Clinton, locked in a closely fought duel with Illinois Sen. Barack Obama for the Democratic presidential nomination, is claiming to have the foreign policy experience that Obama lacks.
She took aim at the likely Republican nominee, Arizona Sen. John McCain, accusing him of joining President George W. Bush in pushing a "stay the course" policy that would keep US troops in Iraq for 100 years.
"They both want to keep us tied to another country's civil war, a war we cannot win," she said. "That in a nutshell is the Bush/McCain Iraq policy. Don't learn from your mistakes, repeat them."
She said if elected she would convene military advisers and ask them to develop a plan to begin bringing US troops home within 60 days of her taking office next January.
"Senator McCain and President Bush claim withdrawal is defeat. Well, let's be clear, withdrawal is not defeat. Defeat is keeping troops in Iraq for 100 years," Clinton said.
McCain, 71, who hopes to win the presidency based on the strength of his national security experience, was in Baghdad at the start of a week-long Middle East and Europe swing with two Senate colleagues.
McCain is a big backer of Bush's troop build-up in Iraq, credited for slowing the death toll there. He said if Clinton were allowed to start bringing home troops in 60 days of taking office, "I just think what that means is al Qaeda wins."
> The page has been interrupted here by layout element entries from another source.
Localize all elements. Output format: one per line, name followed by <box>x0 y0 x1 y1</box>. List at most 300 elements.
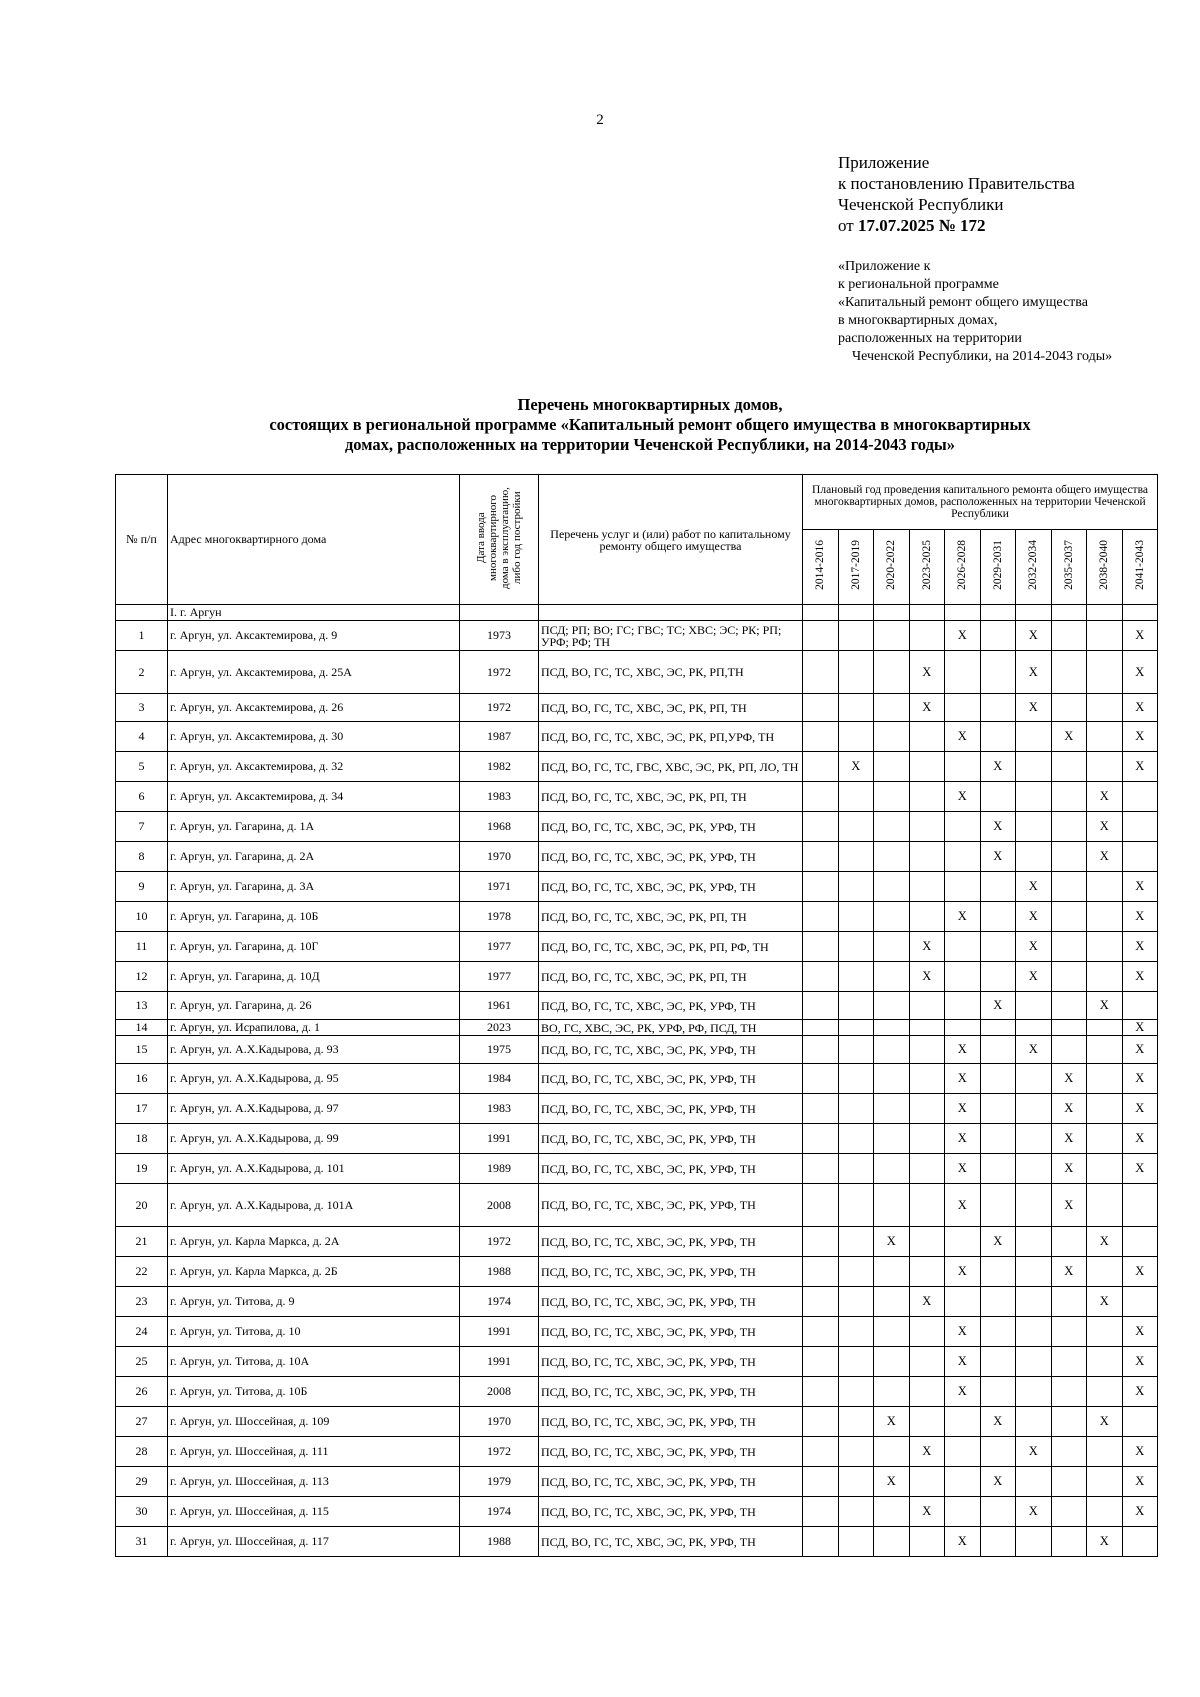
row-number: 11 <box>116 932 168 962</box>
row-works: ПСД, ВО, ГС, ТС, ХВС, ЭС, РК, УРФ, ТН <box>539 1347 803 1377</box>
period-empty-cell <box>838 1437 874 1467</box>
period-mark: Х <box>1051 1064 1087 1094</box>
period-empty-cell <box>838 872 874 902</box>
period-mark: Х <box>1122 1377 1158 1407</box>
row-year: 1977 <box>460 932 539 962</box>
row-year: 1991 <box>460 1317 539 1347</box>
table-row <box>116 1437 1158 1467</box>
row-address: г. Аргун, ул. А.Х.Кадырова, д. 101 <box>168 1154 460 1184</box>
row-works: ПСД, ВО, ГС, ТС, ХВС, ЭС, РК, РП, ТН <box>539 902 803 932</box>
period-mark: Х <box>909 1497 945 1527</box>
period-empty-cell <box>1087 1036 1123 1064</box>
period-mark: Х <box>945 1347 981 1377</box>
period-header-cell <box>1051 530 1087 605</box>
appendix-program-block <box>838 258 1112 366</box>
period-header-cell <box>980 530 1016 605</box>
period-empty-cell <box>1087 1094 1123 1124</box>
appendix-program-line: расположенных на территории <box>838 331 1022 346</box>
period-empty-cell <box>1122 992 1158 1020</box>
row-year: 1972 <box>460 651 539 694</box>
period-empty-cell <box>945 651 981 694</box>
period-empty-cell <box>1051 1437 1087 1467</box>
header-date-cell <box>460 475 539 605</box>
row-year: 2008 <box>460 1377 539 1407</box>
period-empty-cell <box>1051 902 1087 932</box>
period-empty-cell <box>874 1020 910 1036</box>
period-empty-cell <box>803 1020 839 1036</box>
period-mark: Х <box>1122 621 1158 651</box>
row-number: 12 <box>116 962 168 992</box>
row-address: г. Аргун, ул. Титова, д. 10 <box>168 1317 460 1347</box>
period-empty-cell <box>1016 782 1052 812</box>
period-empty-cell <box>803 812 839 842</box>
period-mark: Х <box>980 992 1016 1020</box>
period-header: 2023-2025 <box>920 540 933 590</box>
period-empty-cell <box>909 1347 945 1377</box>
period-empty-cell <box>1016 1287 1052 1317</box>
row-year: 1987 <box>460 722 539 752</box>
period-empty-cell <box>803 1257 839 1287</box>
period-empty-cell <box>803 1287 839 1317</box>
period-empty-cell <box>838 1064 874 1094</box>
period-mark: Х <box>1122 1036 1158 1064</box>
period-empty-cell <box>838 1094 874 1124</box>
period-empty-cell <box>803 1184 839 1227</box>
period-empty-cell <box>1122 1527 1158 1557</box>
period-empty-cell <box>1087 1184 1123 1227</box>
period-empty-cell <box>838 1407 874 1437</box>
row-number: 18 <box>116 1124 168 1154</box>
row-address: г. Аргун, ул. Аксактемирова, д. 26 <box>168 694 460 722</box>
period-empty-cell <box>980 621 1016 651</box>
row-year: 1974 <box>460 1497 539 1527</box>
row-number: 23 <box>116 1287 168 1317</box>
period-mark: Х <box>874 1407 910 1437</box>
period-empty-cell <box>874 1124 910 1154</box>
header-plan: Плановый год проведения капитального ремонта общего имущества многоквартирных домов, расположенных на территории Чеченской Республики <box>803 475 1158 530</box>
period-empty-cell <box>874 1527 910 1557</box>
period-mark: Х <box>945 782 981 812</box>
row-number: 14 <box>116 1020 168 1036</box>
row-address: г. Аргун, ул. Гагарина, д. 2А <box>168 842 460 872</box>
period-empty-cell <box>838 1020 874 1036</box>
period-empty-cell <box>1087 1497 1123 1527</box>
period-mark: Х <box>1122 752 1158 782</box>
row-number: 31 <box>116 1527 168 1557</box>
table-row <box>116 621 1158 651</box>
period-empty-cell <box>945 1287 981 1317</box>
row-number: 6 <box>116 782 168 812</box>
period-empty-cell <box>1122 842 1158 872</box>
appendix-block <box>838 152 1075 236</box>
row-works: ПСД, ВО, ГС, ТС, ХВС, ЭС, РК, УРФ, ТН <box>539 1377 803 1407</box>
appendix-program-line: в многоквартирных домах, <box>838 313 998 328</box>
period-mark: Х <box>1016 932 1052 962</box>
period-mark: Х <box>945 1124 981 1154</box>
period-empty-cell <box>874 1437 910 1467</box>
period-empty-cell <box>1087 962 1123 992</box>
period-empty-cell <box>1051 752 1087 782</box>
period-mark: Х <box>1087 1227 1123 1257</box>
period-empty-cell <box>945 812 981 842</box>
period-empty-cell <box>803 1227 839 1257</box>
period-empty-cell <box>1051 932 1087 962</box>
period-mark: Х <box>1122 1154 1158 1184</box>
row-year: 1971 <box>460 872 539 902</box>
period-empty-cell <box>909 1064 945 1094</box>
period-empty-cell <box>838 694 874 722</box>
row-number: 5 <box>116 752 168 782</box>
period-empty-cell <box>803 1467 839 1497</box>
row-works: ПСД, ВО, ГС, ТС, ХВС, ЭС, РК, УРФ, ТН <box>539 1036 803 1064</box>
period-empty-cell <box>803 902 839 932</box>
period-mark: Х <box>1051 1124 1087 1154</box>
period-mark: Х <box>874 1227 910 1257</box>
section-empty-cell <box>1122 605 1158 621</box>
period-empty-cell <box>803 872 839 902</box>
period-empty-cell <box>1016 812 1052 842</box>
period-empty-cell <box>1051 1020 1087 1036</box>
period-empty-cell <box>945 932 981 962</box>
table-row <box>116 1094 1158 1124</box>
period-mark: Х <box>1122 694 1158 722</box>
row-address: г. Аргун, ул. Аксактемирова, д. 32 <box>168 752 460 782</box>
section-row <box>116 605 1158 621</box>
row-works: ПСД, ВО, ГС, ТС, ХВС, ЭС, РК, УРФ, ТН <box>539 1064 803 1094</box>
row-year: 1974 <box>460 1287 539 1317</box>
row-works: ПСД, ВО, ГС, ТС, ХВС, ЭС, РК, РП,ТН <box>539 651 803 694</box>
title-line: состоящих в региональной программе «Капитальный ремонт общего имущества в многоквартирных <box>269 415 1031 434</box>
period-empty-cell <box>874 932 910 962</box>
period-empty-cell <box>980 1527 1016 1557</box>
row-address: г. Аргун, ул. Карла Маркса, д. 2Б <box>168 1257 460 1287</box>
period-empty-cell <box>909 992 945 1020</box>
table-row <box>116 1036 1158 1064</box>
row-works: ПСД, ВО, ГС, ТС, ХВС, ЭС, РК, УРФ, ТН <box>539 1257 803 1287</box>
period-empty-cell <box>1051 992 1087 1020</box>
appendix-line: к постановлению Правительства <box>838 174 1075 193</box>
period-empty-cell <box>909 812 945 842</box>
table-row <box>116 932 1158 962</box>
row-year: 1973 <box>460 621 539 651</box>
period-mark: Х <box>1087 1407 1123 1437</box>
period-mark: Х <box>1051 722 1087 752</box>
period-mark: Х <box>1122 1467 1158 1497</box>
table-row <box>116 1154 1158 1184</box>
period-mark: Х <box>980 752 1016 782</box>
row-works: ВО, ГС, ХВС, ЭС, РК, УРФ, РФ, ПСД, ТН <box>539 1020 803 1036</box>
period-empty-cell <box>945 1437 981 1467</box>
period-header: 2017-2019 <box>849 540 862 590</box>
period-empty-cell <box>803 1437 839 1467</box>
row-number: 4 <box>116 722 168 752</box>
period-empty-cell <box>1087 1064 1123 1094</box>
row-number: 3 <box>116 694 168 722</box>
table-row <box>116 1407 1158 1437</box>
row-works: ПСД, ВО, ГС, ТС, ХВС, ЭС, РК, РП,УРФ, ТН <box>539 722 803 752</box>
period-empty-cell <box>980 782 1016 812</box>
period-empty-cell <box>1122 782 1158 812</box>
period-empty-cell <box>803 1036 839 1064</box>
row-year: 1972 <box>460 1227 539 1257</box>
period-empty-cell <box>803 1377 839 1407</box>
period-empty-cell <box>909 1257 945 1287</box>
period-mark: Х <box>1122 902 1158 932</box>
period-empty-cell <box>909 782 945 812</box>
period-empty-cell <box>980 1317 1016 1347</box>
period-mark: Х <box>874 1467 910 1497</box>
row-works: ПСД, ВО, ГС, ТС, ХВС, ЭС, РК, УРФ, ТН <box>539 1527 803 1557</box>
table-row <box>116 1184 1158 1227</box>
period-empty-cell <box>1087 932 1123 962</box>
period-empty-cell <box>838 1036 874 1064</box>
period-header-cell <box>909 530 945 605</box>
appendix-program-line: Чеченской Республики, на 2014-2043 годы» <box>852 349 1113 364</box>
row-year: 1991 <box>460 1347 539 1377</box>
period-empty-cell <box>874 1064 910 1094</box>
period-empty-cell <box>874 872 910 902</box>
period-empty-cell <box>803 992 839 1020</box>
period-empty-cell <box>980 1020 1016 1036</box>
row-number: 15 <box>116 1036 168 1064</box>
period-empty-cell <box>874 1347 910 1377</box>
period-empty-cell <box>803 621 839 651</box>
period-empty-cell <box>1051 1377 1087 1407</box>
period-empty-cell <box>980 651 1016 694</box>
period-empty-cell <box>1016 1257 1052 1287</box>
period-mark: Х <box>1122 872 1158 902</box>
period-empty-cell <box>874 1497 910 1527</box>
row-address: г. Аргун, ул. Шоссейная, д. 113 <box>168 1467 460 1497</box>
period-empty-cell <box>980 722 1016 752</box>
period-mark: Х <box>1122 1020 1158 1036</box>
row-year: 1988 <box>460 1527 539 1557</box>
period-empty-cell <box>980 1184 1016 1227</box>
period-empty-cell <box>803 1407 839 1437</box>
period-empty-cell <box>1087 1467 1123 1497</box>
period-empty-cell <box>838 1184 874 1227</box>
period-mark: Х <box>1087 812 1123 842</box>
period-empty-cell <box>803 651 839 694</box>
period-mark: Х <box>1122 1124 1158 1154</box>
row-year: 1983 <box>460 782 539 812</box>
period-mark: Х <box>945 1257 981 1287</box>
period-empty-cell <box>909 1184 945 1227</box>
period-empty-cell <box>838 1287 874 1317</box>
period-empty-cell <box>909 1227 945 1257</box>
period-empty-cell <box>1016 1094 1052 1124</box>
period-header: 2014-2016 <box>814 540 827 590</box>
row-number: 2 <box>116 651 168 694</box>
period-mark: Х <box>1087 782 1123 812</box>
row-works: ПСД, ВО, ГС, ТС, ХВС, ЭС, РК, УРФ, ТН <box>539 1184 803 1227</box>
period-empty-cell <box>1051 842 1087 872</box>
period-mark: Х <box>945 1184 981 1227</box>
period-mark: Х <box>1051 1154 1087 1184</box>
row-works: ПСД, ВО, ГС, ТС, ХВС, ЭС, РК, УРФ, ТН <box>539 1124 803 1154</box>
table-row <box>116 651 1158 694</box>
row-address: г. Аргун, ул. А.Х.Кадырова, д. 97 <box>168 1094 460 1124</box>
period-mark: Х <box>1087 1527 1123 1557</box>
period-header: 2026-2028 <box>956 540 969 590</box>
row-year: 1970 <box>460 1407 539 1437</box>
row-year: 1989 <box>460 1154 539 1184</box>
row-number: 22 <box>116 1257 168 1287</box>
period-empty-cell <box>1016 1124 1052 1154</box>
period-empty-cell <box>838 1124 874 1154</box>
row-number: 29 <box>116 1467 168 1497</box>
period-mark: Х <box>1122 1347 1158 1377</box>
period-empty-cell <box>874 1154 910 1184</box>
period-empty-cell <box>1016 1347 1052 1377</box>
row-works: ПСД; РП; ВО; ГС; ГВС; ТС; ХВС; ЭС; РК; РП; УРФ; РФ; ТН <box>539 621 803 651</box>
section-empty-cell <box>539 605 803 621</box>
period-empty-cell <box>909 902 945 932</box>
row-year: 1988 <box>460 1257 539 1287</box>
period-empty-cell <box>803 1124 839 1154</box>
period-empty-cell <box>874 621 910 651</box>
period-empty-cell <box>1087 1124 1123 1154</box>
period-empty-cell <box>1087 902 1123 932</box>
period-empty-cell <box>945 694 981 722</box>
period-mark: Х <box>980 812 1016 842</box>
period-mark: Х <box>1087 842 1123 872</box>
period-empty-cell <box>945 1227 981 1257</box>
period-empty-cell <box>945 1497 981 1527</box>
row-address: г. Аргун, ул. Аксактемирова, д. 34 <box>168 782 460 812</box>
row-works: ПСД, ВО, ГС, ТС, ХВС, ЭС, РК, РП, РФ, ТН <box>539 932 803 962</box>
period-mark: Х <box>1122 1094 1158 1124</box>
period-empty-cell <box>909 1407 945 1437</box>
period-empty-cell <box>980 902 1016 932</box>
period-empty-cell <box>838 1497 874 1527</box>
period-empty-cell <box>838 842 874 872</box>
row-address: г. Аргун, ул. Титова, д. 10Б <box>168 1377 460 1407</box>
period-empty-cell <box>838 651 874 694</box>
period-empty-cell <box>874 651 910 694</box>
table-row <box>116 1227 1158 1257</box>
period-empty-cell <box>1087 1020 1123 1036</box>
table-row <box>116 872 1158 902</box>
period-empty-cell <box>1051 782 1087 812</box>
period-empty-cell <box>1087 722 1123 752</box>
title-line: Перечень многоквартирных домов, <box>517 395 783 414</box>
period-empty-cell <box>980 1287 1016 1317</box>
row-year: 2008 <box>460 1184 539 1227</box>
period-empty-cell <box>1051 1036 1087 1064</box>
period-empty-cell <box>874 902 910 932</box>
period-mark: Х <box>945 1036 981 1064</box>
appendix-line: Приложение <box>838 153 930 172</box>
row-number: 19 <box>116 1154 168 1184</box>
period-empty-cell <box>1051 694 1087 722</box>
row-works: ПСД, ВО, ГС, ТС, ХВС, ЭС, РК, УРФ, ТН <box>539 1467 803 1497</box>
period-empty-cell <box>945 962 981 992</box>
period-empty-cell <box>874 962 910 992</box>
period-empty-cell <box>838 1317 874 1347</box>
row-address: г. Аргун, ул. Гагарина, д. 10Д <box>168 962 460 992</box>
period-empty-cell <box>1087 1257 1123 1287</box>
row-address: г. Аргун, ул. А.Х.Кадырова, д. 99 <box>168 1124 460 1154</box>
period-empty-cell <box>945 1467 981 1497</box>
period-empty-cell <box>838 992 874 1020</box>
period-empty-cell <box>980 694 1016 722</box>
period-header-cell <box>945 530 981 605</box>
row-works: ПСД, ВО, ГС, ТС, ХВС, ЭС, РК, УРФ, ТН <box>539 1497 803 1527</box>
row-address: г. Аргун, ул. Аксактемирова, д. 30 <box>168 722 460 752</box>
table-row <box>116 1317 1158 1347</box>
row-address: г. Аргун, ул. Гагарина, д. 3А <box>168 872 460 902</box>
header-date: Дата ввода многоквартирного дома в эксплуатацию, либо год постройки <box>475 486 523 589</box>
row-address: г. Аргун, ул. А.Х.Кадырова, д. 95 <box>168 1064 460 1094</box>
period-empty-cell <box>874 1094 910 1124</box>
period-empty-cell <box>874 1317 910 1347</box>
period-empty-cell <box>980 932 1016 962</box>
period-empty-cell <box>838 1347 874 1377</box>
row-year: 1975 <box>460 1036 539 1064</box>
period-empty-cell <box>874 722 910 752</box>
row-number: 17 <box>116 1094 168 1124</box>
table-body <box>116 605 1158 1557</box>
period-empty-cell <box>1087 621 1123 651</box>
table-row <box>116 902 1158 932</box>
row-year: 1978 <box>460 902 539 932</box>
period-empty-cell <box>1016 722 1052 752</box>
row-address: г. Аргун, ул. А.Х.Кадырова, д. 101А <box>168 1184 460 1227</box>
period-empty-cell <box>1087 1347 1123 1377</box>
period-mark: Х <box>1016 694 1052 722</box>
period-empty-cell <box>909 1467 945 1497</box>
row-address: г. Аргун, ул. Гагарина, д. 10Г <box>168 932 460 962</box>
period-mark: Х <box>945 722 981 752</box>
row-address: г. Аргун, ул. Титова, д. 10А <box>168 1347 460 1377</box>
row-works: ПСД, ВО, ГС, ТС, ХВС, ЭС, РК, УРФ, ТН <box>539 992 803 1020</box>
period-mark: Х <box>1122 1437 1158 1467</box>
period-empty-cell <box>1087 1154 1123 1184</box>
period-empty-cell <box>980 1154 1016 1184</box>
row-year: 1983 <box>460 1094 539 1124</box>
period-empty-cell <box>1016 1154 1052 1184</box>
period-empty-cell <box>1122 1287 1158 1317</box>
row-works: ПСД, ВО, ГС, ТС, ХВС, ЭС, РК, УРФ, ТН <box>539 842 803 872</box>
period-empty-cell <box>1051 651 1087 694</box>
row-number: 24 <box>116 1317 168 1347</box>
row-number: 30 <box>116 1497 168 1527</box>
period-empty-cell <box>1122 812 1158 842</box>
period-empty-cell <box>945 752 981 782</box>
period-empty-cell <box>1051 1287 1087 1317</box>
period-empty-cell <box>980 1437 1016 1467</box>
period-empty-cell <box>909 1036 945 1064</box>
period-empty-cell <box>945 1407 981 1437</box>
row-works: ПСД, ВО, ГС, ТС, ХВС, ЭС, РК, УРФ, ТН <box>539 1287 803 1317</box>
row-number: 10 <box>116 902 168 932</box>
period-empty-cell <box>874 1287 910 1317</box>
period-empty-cell <box>838 1227 874 1257</box>
period-empty-cell <box>838 1257 874 1287</box>
header-works: Перечень услуг и (или) работ по капитальному ремонту общего имущества <box>539 475 803 605</box>
row-number: 7 <box>116 812 168 842</box>
period-empty-cell <box>838 1527 874 1557</box>
period-empty-cell <box>945 1020 981 1036</box>
period-mark: Х <box>909 962 945 992</box>
period-empty-cell <box>980 1064 1016 1094</box>
row-year: 1982 <box>460 752 539 782</box>
period-empty-cell <box>803 932 839 962</box>
section-empty-cell <box>1016 605 1052 621</box>
period-empty-cell <box>1087 1317 1123 1347</box>
period-empty-cell <box>1087 651 1123 694</box>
"All I can say is that this will be a big issue in the election as we approach November because at least a growing number of Americans, though still frustrated and understandably so, believe that this strategy has succeeded," he told CNN.
Clinton also accused Obama, who would be the first US black president, of not starting to end the war until he began his race for the White House.
"Senator Obama has said often that words matter. I strongly agree. But giving speeches alone won't end the war and making campaign promises you might not keep certainly won't end it," Clinton said.